What Is Amortization? A Complete Beginner Guide to How Loans Work
5 min read May 9, 2026By TheCalcUniverse Editorial
Amortization is the reason your mortgage payment stays the same every month while the amount going to interest vs principal changes. Here is how it works.
Amortization in Plain English
Amortization is a fancy word for a simple concept: a loan that gets paid off with equal payments over time. Each payment is the same amount, but what that payment covers changes. Think of it like a see-saw. At the beginning, the interest side is heavy and the principal side is light. Over time, they balance out. By the end, the principal side is heavy and the interest side is light.
Simple Example
A $10,000 loan at 5% interest for 3 years (36 months). Monthly payment: $299.71. Month 1: $41.67 interest + $258.04 principal = $299.71. Month 12: $28.73 interest + $270.98 principal. Month 36: $1.24 interest + $298.47 principal.
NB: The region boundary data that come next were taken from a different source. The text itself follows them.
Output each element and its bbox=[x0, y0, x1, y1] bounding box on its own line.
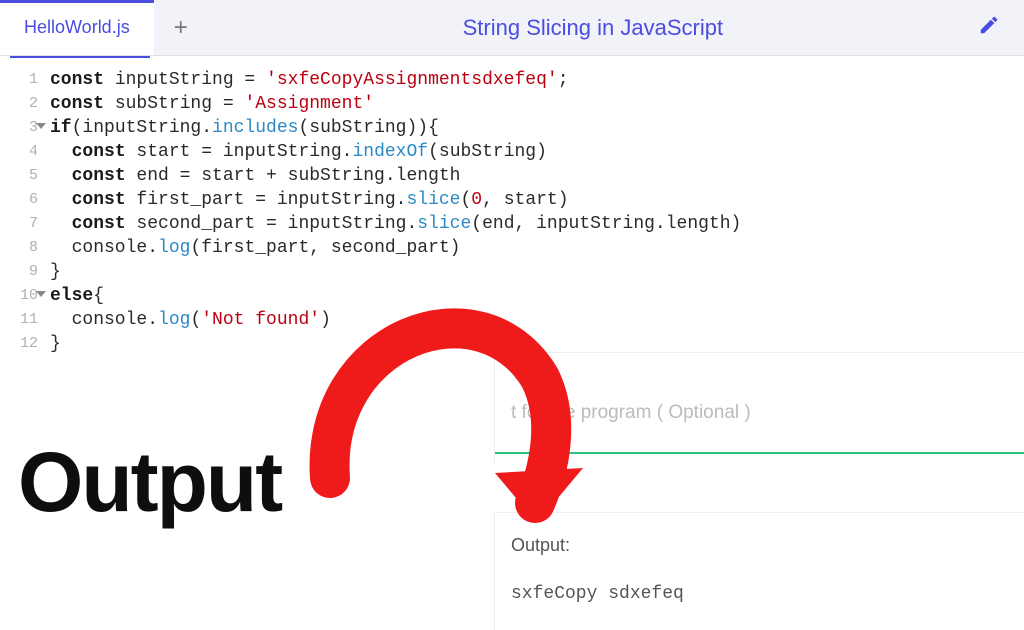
line-number: 8 bbox=[0, 236, 38, 260]
line-number: 9 bbox=[0, 260, 38, 284]
line-number: 5 bbox=[0, 164, 38, 188]
code-editor[interactable]: 123456789101112 const inputString = 'sxf… bbox=[0, 56, 1024, 356]
line-number: 4 bbox=[0, 140, 38, 164]
annotation-label: Output bbox=[18, 434, 281, 531]
line-number: 10 bbox=[0, 284, 38, 308]
code-line[interactable]: const start = inputString.indexOf(subStr… bbox=[50, 140, 1024, 164]
code-line[interactable]: console.log(first_part, second_part) bbox=[50, 236, 1024, 260]
editor-tabs-bar: HelloWorld.js + String Slicing in JavaSc… bbox=[0, 0, 1024, 56]
code-line[interactable]: const second_part = inputString.slice(en… bbox=[50, 212, 1024, 236]
output-heading: Output: bbox=[511, 535, 1020, 556]
page-title: String Slicing in JavaScript bbox=[208, 15, 978, 41]
line-number: 3 bbox=[0, 116, 38, 140]
stdin-placeholder: t for the program ( Optional ) bbox=[495, 402, 1024, 452]
code-line[interactable]: console.log('Not found') bbox=[50, 308, 1024, 332]
edit-icon[interactable] bbox=[978, 14, 1000, 41]
header-actions bbox=[978, 14, 1024, 41]
line-gutter: 123456789101112 bbox=[0, 68, 50, 356]
add-tab-button[interactable]: + bbox=[154, 14, 208, 42]
code-content[interactable]: const inputString = 'sxfeCopyAssignments… bbox=[50, 68, 1024, 356]
code-line[interactable]: const end = start + subString.length bbox=[50, 164, 1024, 188]
code-line[interactable]: if(inputString.includes(subString)){ bbox=[50, 116, 1024, 140]
code-line[interactable]: const subString = 'Assignment' bbox=[50, 92, 1024, 116]
stdin-panel: TDIN t for the program ( Optional ) bbox=[494, 352, 1024, 464]
line-number: 11 bbox=[0, 308, 38, 332]
code-line[interactable]: } bbox=[50, 260, 1024, 284]
line-number: 1 bbox=[0, 68, 38, 92]
code-line[interactable]: else{ bbox=[50, 284, 1024, 308]
file-tab-label: HelloWorld.js bbox=[24, 17, 130, 38]
code-line[interactable]: const inputString = 'sxfeCopyAssignments… bbox=[50, 68, 1024, 92]
code-line[interactable]: const first_part = inputString.slice(0, … bbox=[50, 188, 1024, 212]
plus-icon: + bbox=[174, 14, 188, 41]
line-number: 7 bbox=[0, 212, 38, 236]
file-tab[interactable]: HelloWorld.js bbox=[0, 0, 154, 55]
active-tab-indicator bbox=[10, 56, 150, 58]
output-text: sxfeCopy sdxefeq bbox=[511, 584, 1020, 604]
line-number: 2 bbox=[0, 92, 38, 116]
stdin-heading: TDIN bbox=[495, 353, 1024, 402]
stdin-separator bbox=[495, 452, 1024, 454]
output-panel: Output: sxfeCopy sdxefeq bbox=[494, 512, 1024, 630]
line-number: 6 bbox=[0, 188, 38, 212]
line-number: 12 bbox=[0, 332, 38, 356]
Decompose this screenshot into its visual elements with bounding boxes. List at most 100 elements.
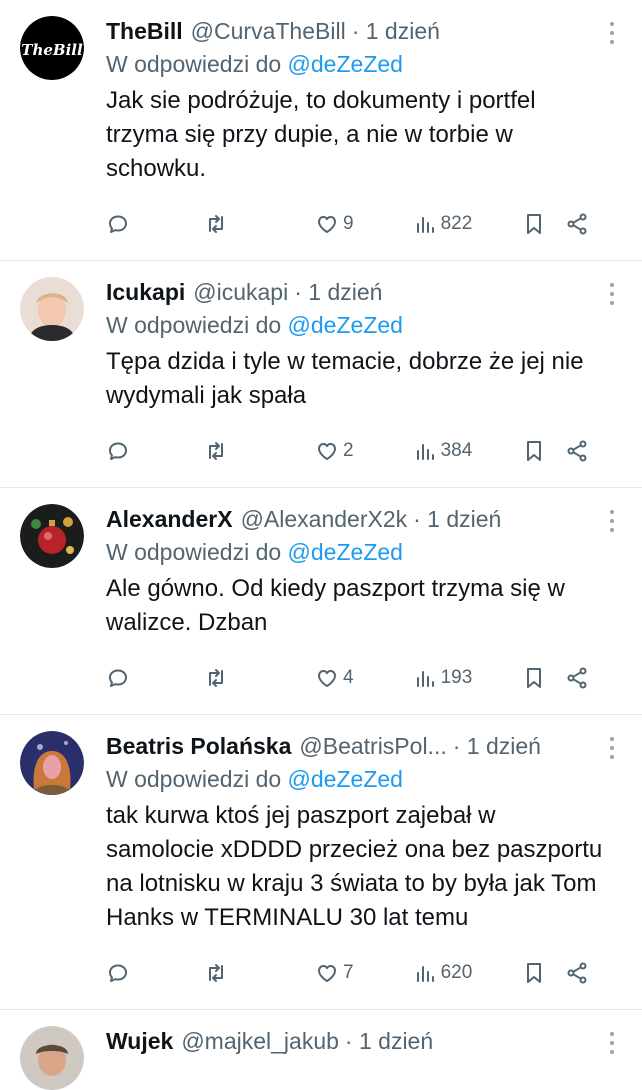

Why Your Lender Uses Amortization
Amortization ensures the lender gets most of their interest early when the risk is highest (the full balance is outstanding). It also ensures the loan is fully paid by the end of the term. The monthly payment stays predictable, making it easier for borrowers to budget. Without amortization, loans would either have variable payments or large final balloon payments.